Although heavy metals and pesticides are individually toxic, the interaction between the two should be evaluated. This relation can be synergistic or antagonistic. The synergism occurs when the joint toxicity increase (compared to the individual one) while the antagonism happens when the joint toxicity decrease (Alengebawy et al. 2021). A study conducted by Wang et al. (2015) presented the effect of combined toxicity of Cd with five types of insecticides on earthworm. Eleven mixtures had synergistic effects while 5 exhibited antagonistic ones: this evidence showed that synergic effects occurred more than antagonistic one. To date, there is little data on the effects of joint toxicity in plants. Examples about the interaction between heavy metals and pesticides in plants regarded the use of Cd and Acetochlor or Bensulfuron-methyl as pesticides in rice seedlings (Oryza sativa L., cv. Jinyou 402). In these experiments, treated plants showed a synergic interaction decreasing soluble protein content and suppressing roots and shoots growth (Huang and Xiong 2009). In our experiments, we observe an antagonistic effect, with a decrease in the joint toxicity for the chlorophyll a + b concentration.

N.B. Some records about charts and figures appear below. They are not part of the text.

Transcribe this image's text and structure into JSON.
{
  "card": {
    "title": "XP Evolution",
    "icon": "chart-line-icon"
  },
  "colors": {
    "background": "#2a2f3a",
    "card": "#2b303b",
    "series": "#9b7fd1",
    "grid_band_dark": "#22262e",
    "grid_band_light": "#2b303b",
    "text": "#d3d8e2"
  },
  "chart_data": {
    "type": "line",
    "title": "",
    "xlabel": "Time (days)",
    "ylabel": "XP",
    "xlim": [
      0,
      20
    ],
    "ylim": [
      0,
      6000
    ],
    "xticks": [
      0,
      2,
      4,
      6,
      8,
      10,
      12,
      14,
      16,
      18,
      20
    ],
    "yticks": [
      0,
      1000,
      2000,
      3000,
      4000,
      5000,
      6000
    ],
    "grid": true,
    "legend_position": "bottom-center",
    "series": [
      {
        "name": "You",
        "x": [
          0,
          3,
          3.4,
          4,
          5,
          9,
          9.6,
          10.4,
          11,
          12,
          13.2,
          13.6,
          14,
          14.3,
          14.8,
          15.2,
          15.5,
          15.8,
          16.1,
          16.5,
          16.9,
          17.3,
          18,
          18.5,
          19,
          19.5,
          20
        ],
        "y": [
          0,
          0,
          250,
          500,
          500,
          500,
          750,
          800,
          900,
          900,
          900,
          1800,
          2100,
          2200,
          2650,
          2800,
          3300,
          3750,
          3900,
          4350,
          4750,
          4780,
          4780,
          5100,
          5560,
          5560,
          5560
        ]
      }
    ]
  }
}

As reported in the Regulation (EC) n. 1881/2006 (OJ L 364 2006), human foodstuffs have been regulated for the maximum levels of some heavy metals. As concern Cd, the maximum acceptable concentration in strawberry was set to 0.050 mg kg−1 wet weight. The 57% of our analysed wild strawberry grown under Cd exposure exceed the Cd concentration indicated by EU while all the fruits grown under the mix Cd and glufosinate exceed the Cd concentration indicated by EU. Following the public health literature information about Acceptable Daily Intake of Cd (Melai et al. 2018), our results about EDI calculated on the base of maximum concentration measured of Cd (worst-case) and the more exposed consumers (people from 10 to 18 years) did not exceed the indicated value. It is important to note, however, that the EDI values are based on the assumption of daily consumption of contaminated strawberries, and the actual risk of adverse health effects would depend on the frequency and amount of contaminated strawberries consumed, as well as individual sensitivity to MPP. The public health literature information about Acceptable Daily Intake of MPP are not available, and for this, we can only report that wild strawberry fruits growth under our experimental condition present this molecule.

In conclusion, this work proves that concentrations that are found in waste water of Cd and glufosinate ammonium did not chang the quality of wild strawberry fruits, in terms of Brix and polyphenols. However, it has been demonstrated that in hydroponic conditions Cd and MPP metabolite can be present in the fruits representing a potential risk to human health. Therefore, more studies are needed to assess the potential health effects of MPP exposure through consumption of contaminated strawberries.

The use of wastewater like alternative water source for agriculture fits into the circular economy (CE) concept in which waste should be treated as a secondary raw that can be recycled to be reused. Our data confirmed the importance of understanding how contaminants interact each other and translocate in edible parts like fruit. The investigation of the effects of wastewater will make wastewater use possible and safe for human, plants, and the environment.